The trained instructors who lead the classes bring their own motivational styles and techniques to the sessions, according to the company. Some instructors, for example, focus on upper body training while others might incorporate more cardiovascular exercises.
Still, the format of each class is the same. After a 15-minute warm-up, participants do 30 minutes of bag work. The session closes with 15 minutes of abdominal and strength training.
Nicolas said the result is "an all-inclusive workout."
"As you are hitting that heavy bag, you are working your core," Nicholas said. "But you are also getting a cardio component because we aim to keep people moving the entire 60 minutes. So it's really back and forth between your energy systems, building functional -- as well as cosmetically pleasing -- muscle."
And because each participant can modify the exercises to their individual ability, Nicolas says the sessions are attracting a variety of people. The company says Power Hour classes are especially popular among women ages 30 to 45 years old.
Jamie Kutyba of Streamwood says she decided to try the workout because it has elements of boxing and kickboxing. Participants also can burn up to 1,000 calories during the session. "You can't beat that," she said.
The 29-year-old mother studied martial arts for much of her life until the birth of her daughter seven years ago. Now she's trying to get back into fighting shape.

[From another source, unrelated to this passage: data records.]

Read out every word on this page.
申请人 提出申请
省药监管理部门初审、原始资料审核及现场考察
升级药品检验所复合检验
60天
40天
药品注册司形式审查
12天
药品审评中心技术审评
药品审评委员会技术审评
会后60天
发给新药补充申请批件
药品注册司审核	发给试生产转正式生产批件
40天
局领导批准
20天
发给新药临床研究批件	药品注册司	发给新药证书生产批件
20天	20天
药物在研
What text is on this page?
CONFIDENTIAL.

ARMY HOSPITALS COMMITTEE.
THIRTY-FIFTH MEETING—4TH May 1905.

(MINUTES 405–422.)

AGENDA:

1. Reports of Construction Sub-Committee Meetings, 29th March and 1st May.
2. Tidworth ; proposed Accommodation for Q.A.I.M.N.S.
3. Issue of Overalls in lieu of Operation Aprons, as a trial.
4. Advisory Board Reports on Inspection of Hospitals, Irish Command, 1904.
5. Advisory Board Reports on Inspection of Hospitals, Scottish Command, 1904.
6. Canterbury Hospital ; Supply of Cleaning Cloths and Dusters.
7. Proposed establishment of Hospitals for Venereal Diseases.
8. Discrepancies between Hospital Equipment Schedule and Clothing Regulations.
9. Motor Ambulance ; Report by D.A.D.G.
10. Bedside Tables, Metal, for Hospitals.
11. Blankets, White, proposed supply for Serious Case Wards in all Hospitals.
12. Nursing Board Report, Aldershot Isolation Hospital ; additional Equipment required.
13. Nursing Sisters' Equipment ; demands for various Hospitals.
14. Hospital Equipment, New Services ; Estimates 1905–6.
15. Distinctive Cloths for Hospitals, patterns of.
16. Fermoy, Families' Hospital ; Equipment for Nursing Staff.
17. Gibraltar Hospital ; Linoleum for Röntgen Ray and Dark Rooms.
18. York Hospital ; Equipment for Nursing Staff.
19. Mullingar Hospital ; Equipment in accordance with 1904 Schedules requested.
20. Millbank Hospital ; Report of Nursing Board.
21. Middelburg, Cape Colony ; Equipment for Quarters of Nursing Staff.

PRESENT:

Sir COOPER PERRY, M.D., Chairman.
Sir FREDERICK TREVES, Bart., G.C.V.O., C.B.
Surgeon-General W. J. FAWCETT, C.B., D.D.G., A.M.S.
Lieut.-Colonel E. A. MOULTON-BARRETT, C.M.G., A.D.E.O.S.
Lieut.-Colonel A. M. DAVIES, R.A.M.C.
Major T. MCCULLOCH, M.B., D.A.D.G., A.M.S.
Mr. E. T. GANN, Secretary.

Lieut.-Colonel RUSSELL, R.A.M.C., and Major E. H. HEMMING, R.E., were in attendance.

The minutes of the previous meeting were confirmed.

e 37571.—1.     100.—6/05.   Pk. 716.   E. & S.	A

"I do hope to get in the ring one day," said Kutyba, adding that she wants to try boxing.
In the meantime, Kutyba says she enjoys the regular workouts with the heavy bag.
"You go in there with a mission and purpose," Kutyba said. "After a long hard day, you've got to take out that stress somehow."
Kutyba and Alsakhria both said that the workouts have helped them lose weight and feel better.
"I feel strong," Alsakhria said. "I feel a lot leaner."
More than 60 Title Boxing Club locations have opened since the first one debuted in 2008 in Overland Park, Kan. There are fitness centers in several suburban towns, including Buffalo Grove, Naperville, Schaumburg and Crystal Lake.